I'm not sure if its even possible to find. But here goes. I have a 64bit motherboard (Dell p/n M017G) from a dell studio 540, processor (2.8 quad core), and PSU. I need a case to put this in. Im assuming dell boards are proprietary and wont fit in anything but a dell because of the back shield.

So my question is, does anyone know of a case or could possibly point me in the right direction to find one. If not, do you think it would be worth my time to buy a case being i already have the parts listed and then modify it so the back shield will fit MB ports. Im building a gaming system, I feel this is a pretty decent MB. Eventually when I build one from scratch I could easily sell this one.
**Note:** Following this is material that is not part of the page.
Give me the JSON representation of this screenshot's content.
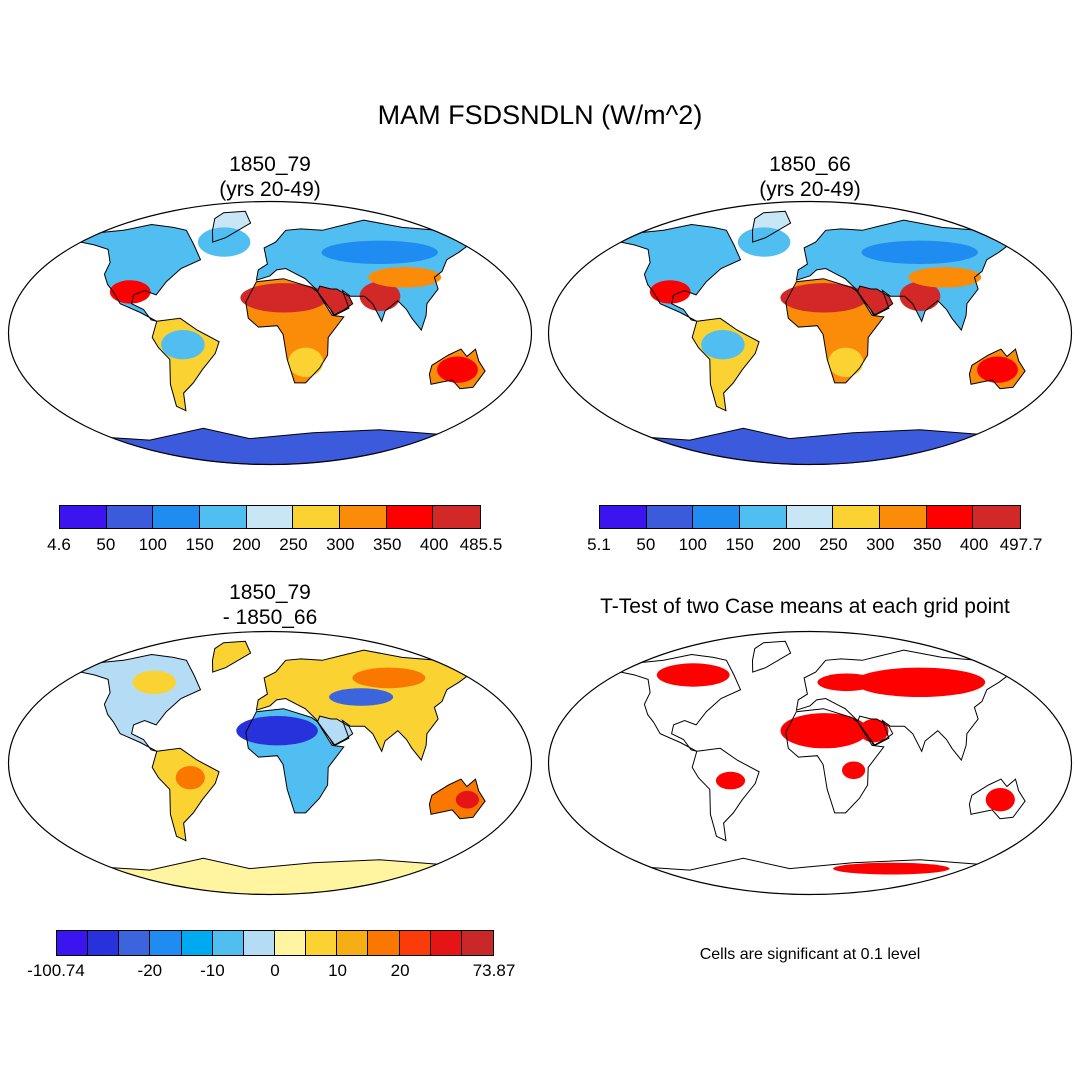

Any feed mack is much appreciated!


----------



## Tyree (May 10, 2009)

A concern when trying to install an OEM Mobo into an aftermarket case is the matching of the Mobo mounting holes. Some OEM boards are odd but you don't know until you try it.
Most Intel boards I've seen use the standard hole arrangement.
You are correct about the I/O plate. I have yet to see any Mobo that will match up to an aftermarket case I/O plate. However, I have modified some to cover most of the holes. The sound and USB are usually the worst to match.


----------



## tk_icepick (Dec 31, 2009)

Not wanting to rain on your parade, but I'd go with a new mobo before trying to make a dell mobo fit in a normal case.


----------



## Gack (Jan 16, 2010)

Some cases do have different sized mounting holes, trying to suit people like you, I'd suggest taking your mobo to the computer store (I'd recomend fry's) and trying out every case thats reasonable for a fit. I had to get a special case to house my CPU 478 fan, so I just took my fan into the store and started trying to mount it! 
Give that a try.


----------